Chicago needed an elite pass rusher. Pittsburgh and the Los Angeles Rams couldn’t pass up on two up-and-coming defensive backs. And Houston? The Texans always seem to need an offensive lineman.
Those four teams now lack first-round picks in the 2020 NFL draft after recent trades.
On the one hand, the Rams, for example, are gambling that Jalen Ramsey is better than anyone they’d nab in the first round. And that could be true, but the Rams, Chicago and Pittsburgh currently have a combined record of 12-12 thus far. Houston, on the other hand, sports a 6-3 record.
Still, that’s a lot of draft capital to give up. The Rams, for example, currently sit at 5-3 but a tough upcoming schedule could easily drop them to 8-8. Or what about Chicago? They’re last in the NFC North with a 3-5 record.
How are those fan bases goings to feel once their teams enter the draft without a first-round pick?
Not to fret, there will still be decent quality in the second round and beyond.
As much as fans are down on QB Mitch Trubisky, it’s hard to see Chicago moving on from him without a first-round pick. However, It’s possible that one of these players will still be on the board: Jacob From, Georgia; Jordan Love, Utah State; Jacob Eason, Washington; and Jalen Hurts, Oklahoma. If Chicago drafts a QB in what could be early in the second round, then they almost have to trade Trubisky – and once teams know that, his value will plummet even more.
When it comes to the draft, it’s almost always a safe bet to draft the best prospect at a given position, and it’s very possible that Chicago could do that with both of its second-round picks, as it’s possible that the best center, best guard and best tight end will still be available. Any combination of that would not only fill a need, but would also provide walk-in starters.

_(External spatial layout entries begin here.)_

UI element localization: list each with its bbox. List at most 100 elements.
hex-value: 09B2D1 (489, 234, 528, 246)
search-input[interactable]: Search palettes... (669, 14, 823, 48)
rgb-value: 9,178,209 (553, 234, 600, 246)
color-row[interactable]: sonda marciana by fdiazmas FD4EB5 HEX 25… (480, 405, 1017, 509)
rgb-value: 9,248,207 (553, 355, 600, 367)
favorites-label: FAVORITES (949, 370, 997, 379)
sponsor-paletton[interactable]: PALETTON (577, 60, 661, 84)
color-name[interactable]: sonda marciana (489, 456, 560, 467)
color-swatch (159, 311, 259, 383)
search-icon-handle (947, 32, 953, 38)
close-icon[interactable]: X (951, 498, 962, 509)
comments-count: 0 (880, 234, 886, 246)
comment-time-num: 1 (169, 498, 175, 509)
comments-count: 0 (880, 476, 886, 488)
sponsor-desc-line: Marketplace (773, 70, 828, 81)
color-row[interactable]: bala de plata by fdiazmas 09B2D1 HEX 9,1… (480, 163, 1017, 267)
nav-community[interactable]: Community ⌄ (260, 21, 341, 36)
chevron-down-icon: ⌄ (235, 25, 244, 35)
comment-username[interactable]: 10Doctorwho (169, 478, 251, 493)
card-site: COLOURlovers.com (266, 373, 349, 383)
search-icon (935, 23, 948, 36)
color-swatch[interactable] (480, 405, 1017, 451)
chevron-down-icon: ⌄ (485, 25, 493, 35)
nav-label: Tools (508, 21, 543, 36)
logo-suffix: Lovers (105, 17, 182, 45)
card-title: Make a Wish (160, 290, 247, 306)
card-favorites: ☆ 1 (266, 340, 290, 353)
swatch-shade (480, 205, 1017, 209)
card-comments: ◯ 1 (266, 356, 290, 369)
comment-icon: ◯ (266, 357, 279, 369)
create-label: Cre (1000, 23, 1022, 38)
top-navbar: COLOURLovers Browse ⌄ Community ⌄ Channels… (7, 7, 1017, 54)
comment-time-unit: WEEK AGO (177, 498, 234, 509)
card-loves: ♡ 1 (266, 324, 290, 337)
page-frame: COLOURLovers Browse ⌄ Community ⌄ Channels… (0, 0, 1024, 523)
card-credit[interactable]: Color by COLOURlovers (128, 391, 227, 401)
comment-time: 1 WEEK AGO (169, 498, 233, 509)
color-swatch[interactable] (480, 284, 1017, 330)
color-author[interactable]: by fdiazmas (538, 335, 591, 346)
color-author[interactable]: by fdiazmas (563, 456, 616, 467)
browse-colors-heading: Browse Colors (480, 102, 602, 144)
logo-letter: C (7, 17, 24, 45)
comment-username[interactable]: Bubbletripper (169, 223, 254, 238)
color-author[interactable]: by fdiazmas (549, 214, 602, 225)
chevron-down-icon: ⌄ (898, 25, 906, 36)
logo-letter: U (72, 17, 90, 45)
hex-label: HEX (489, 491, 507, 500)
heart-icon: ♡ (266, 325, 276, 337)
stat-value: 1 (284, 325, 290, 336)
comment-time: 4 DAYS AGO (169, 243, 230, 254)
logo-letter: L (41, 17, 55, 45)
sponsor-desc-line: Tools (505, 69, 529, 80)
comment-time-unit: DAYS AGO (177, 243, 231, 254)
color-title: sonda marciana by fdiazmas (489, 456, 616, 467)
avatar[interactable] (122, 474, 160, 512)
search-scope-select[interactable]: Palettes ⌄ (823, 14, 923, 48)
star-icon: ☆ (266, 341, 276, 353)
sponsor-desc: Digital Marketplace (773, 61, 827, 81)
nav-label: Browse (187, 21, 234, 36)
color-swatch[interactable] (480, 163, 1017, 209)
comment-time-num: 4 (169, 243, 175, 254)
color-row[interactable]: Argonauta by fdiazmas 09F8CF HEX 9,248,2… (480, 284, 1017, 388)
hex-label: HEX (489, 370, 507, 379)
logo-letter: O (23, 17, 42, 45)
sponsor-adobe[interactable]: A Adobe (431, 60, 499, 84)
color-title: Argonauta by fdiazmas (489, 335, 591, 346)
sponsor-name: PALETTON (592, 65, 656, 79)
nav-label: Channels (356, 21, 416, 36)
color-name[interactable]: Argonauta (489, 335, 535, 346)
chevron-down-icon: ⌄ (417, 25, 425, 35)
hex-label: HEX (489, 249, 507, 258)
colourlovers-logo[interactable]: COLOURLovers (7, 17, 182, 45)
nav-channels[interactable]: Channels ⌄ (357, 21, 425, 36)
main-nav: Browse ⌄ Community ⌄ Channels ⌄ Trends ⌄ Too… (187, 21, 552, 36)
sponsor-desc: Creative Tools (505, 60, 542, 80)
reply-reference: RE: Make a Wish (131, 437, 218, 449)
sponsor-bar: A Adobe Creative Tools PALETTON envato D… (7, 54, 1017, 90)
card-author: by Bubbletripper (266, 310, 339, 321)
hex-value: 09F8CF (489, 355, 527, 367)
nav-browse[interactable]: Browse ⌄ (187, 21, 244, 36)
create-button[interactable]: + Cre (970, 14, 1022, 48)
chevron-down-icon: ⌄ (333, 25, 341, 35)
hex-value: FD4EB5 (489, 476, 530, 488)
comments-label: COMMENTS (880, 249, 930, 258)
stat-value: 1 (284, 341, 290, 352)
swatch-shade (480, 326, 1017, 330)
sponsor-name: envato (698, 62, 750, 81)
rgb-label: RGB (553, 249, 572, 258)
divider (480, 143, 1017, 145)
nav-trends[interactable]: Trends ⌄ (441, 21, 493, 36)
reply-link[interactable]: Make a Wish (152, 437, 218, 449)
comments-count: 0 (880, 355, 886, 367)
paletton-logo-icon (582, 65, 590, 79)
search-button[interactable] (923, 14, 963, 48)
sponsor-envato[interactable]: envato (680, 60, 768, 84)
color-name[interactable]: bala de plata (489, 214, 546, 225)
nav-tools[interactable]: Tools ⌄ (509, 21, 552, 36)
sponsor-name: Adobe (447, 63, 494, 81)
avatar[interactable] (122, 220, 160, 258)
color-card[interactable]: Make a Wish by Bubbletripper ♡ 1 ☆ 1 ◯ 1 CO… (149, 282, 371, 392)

However, you can find quality interior linemen in almost any round, and Chicago recently spent a second-round pick on a tight end, so doing so again seems unlikely.
But the same can’t necessarily be said about some of the skill positions that Chicago needs. That’s why the focus may be on cornerback and slot wide receiver in the second round. There’s still quantity throughout the draft at those two positions, but the chances of landing a Day 1 starter are much slimmer.
Some second-round possibilities include cornerbacks Shaun Wade (Ohio State), Cameron Dantzler (Mississippi State), Jeff Gladney (TCU), A.J. Terrell (Clemson), Bryce Hall (Virginia), Jaylon Johnson (Utah), Paulson Adebo (Stanford), Lamar Jackson (Nebraska) and C.J. Henderson (Florida). Of course, some of those players could jump into the first round, but several should still be there with either Chicago pick in the second round.
Pittsburgh doesn’t have a first-rounder, so it will help if the team is awarded a third-round compensatory pick, as expected, for Le’Veon Bell. The Steelers could use help at offensive tackle, pass rusher and tight end. This seems to be a no-brainer, as this is a deep draft at offensive tackle, plus it’s hard to imagine the team taking a tight end with their first pick in what appears to be a pretty average TE class.
Pass rushers, though, are hard to come by, and if the Steelers want to draft a potential Day 1 starter opposite T.J. Watt, then they better not wait beyond the second round. Luckily, players like Curtis Weaver (Boise State), Terrell Lewis (Alabama), Darrell Taylor (Tennessee), and K’Lavon Chaisson (LSU) could still be there in the second round. Pittsburgh can find a potential starting offensive tackle in the third round and an upgrade at tight end in the fourth.
The Rams could use some help at offensive tackle, defensive line and another cornerback to pair with Ramsey. Again, this may be a case where the team waits until the third round to draft an offensive tackle, and impactful cornerbacks and pass rushers are hard to find. Since Ramsey is going to divert a lot of attention to the team’s other CB, drafting one of the previously mentioned cornerbacks may be the wise choice.
Although the Texans rank 23rd (2.3) in the league in sacks per game and 21st in the league (2.8) in sacks allowed, it’s hard to imagine Houston picking a lineman on either side of the ball after investing so much draft capital in the positions the past few years. The same goes for Houston’s secondary, even though it’s giving up 277 yards per game, good for 27th in the league.
That’s why Houston might take a hard look at the available pass rushers, if any of the “second-tier” players are left. Fourth-year OLB Brennan Scarlett of Stanford has had a solid year thus far with 3.5 sacks, but the team can probably find an upgrade at the position in the second round. Also, a better pass rush should help the secondary.